GE> I have an idea: Suppose there were a "don't"
GE> statement that could be put in front of another
GE> statement to, effectively, comment it out,
GE> e.g.
GE> def foo():
GE> # This function does nothing
GE> don't print "Hello"
GE> Then an empty generator could be written
GE> def g():
GE> don't yield None
def emptyGen():
if 0: yield None
--
Piet van Oostrum <pi...@cs.uu.nl>
URL: http://www.cs.uu.nl/~piet [PGP]
Private email: P.van....@hccnet.nl
> I have an idea: Suppose there were a "don't"
> statement that could be put in front of another
>...
> that would otherwise be required in a statement
> covered by a "don't", leaving just
>
> def g():
> don't yield
That would interact poorly with the other established constructs one would
expect to see in Pythoncal. What the hell does the compiler do with
def stupid():
don't come from beginning
? You can't call it Pythoncal if it can't "come from".
Still, don't might be worth adding none the less...
don't try:
f = file("something", "w")
except exceptions.DidntTryNonError:
pass
A great way to comment out code that happened to be in a try construct in
the first place.
>> class emptyGenerator:
>> def __init__(self):
>> raise StopIteration()
>>
>> def emptyGen():
>> yield emptyGenerator()
Greg wrote:
> This is quite nice, but it's misnamed slightly.
> Something called xxxGenerator should be returning
> an iterator when you call it, but this isn't.

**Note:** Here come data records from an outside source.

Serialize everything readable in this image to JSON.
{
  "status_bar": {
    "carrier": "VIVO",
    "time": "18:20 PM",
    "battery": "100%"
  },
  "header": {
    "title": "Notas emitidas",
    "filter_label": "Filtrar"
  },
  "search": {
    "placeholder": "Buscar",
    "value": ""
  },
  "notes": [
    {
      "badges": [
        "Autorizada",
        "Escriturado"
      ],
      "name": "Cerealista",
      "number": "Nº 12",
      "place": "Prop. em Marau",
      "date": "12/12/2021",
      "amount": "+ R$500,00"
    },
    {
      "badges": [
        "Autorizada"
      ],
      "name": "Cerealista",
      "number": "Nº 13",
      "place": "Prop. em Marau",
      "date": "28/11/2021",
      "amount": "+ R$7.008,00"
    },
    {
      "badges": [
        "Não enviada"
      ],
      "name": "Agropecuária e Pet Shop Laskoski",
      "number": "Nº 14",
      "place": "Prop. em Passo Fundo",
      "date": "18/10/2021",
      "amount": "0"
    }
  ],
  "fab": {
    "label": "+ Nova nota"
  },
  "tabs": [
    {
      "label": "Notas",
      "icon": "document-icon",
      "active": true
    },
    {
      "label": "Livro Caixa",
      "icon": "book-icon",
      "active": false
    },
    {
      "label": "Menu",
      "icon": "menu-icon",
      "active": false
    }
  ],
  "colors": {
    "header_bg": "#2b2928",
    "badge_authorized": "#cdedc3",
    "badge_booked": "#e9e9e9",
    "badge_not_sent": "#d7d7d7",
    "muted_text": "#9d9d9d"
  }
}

> It would be nicer if it were called Nothing.
> Then you could write
>
> def emptyGen():
> yield Nothing()
While I agree that it was badly named, on thinking further about it, I'm
not sure that "nothing" (i.e. "no thing") is the right name. The right
name is "no thingS". So that would be
class noThings:
def __init__(self):
raise StopIteration()
def emptyGen:
yield noThings()
hair-splitting-ly yrs :-)
> Still, don't might be worth adding none the less...
>
> don't try:
> f = file("something", "w")
> except exceptions.DidntTryNonError:
> pass
And of course it will be interesting deciding on
the semantics of
def f():
don't pass
In The Science of Programming, David Gries (possibly copying
predecessors) introduced the abort == don't pass statement. In
Python, assert 0 is perhaps closest.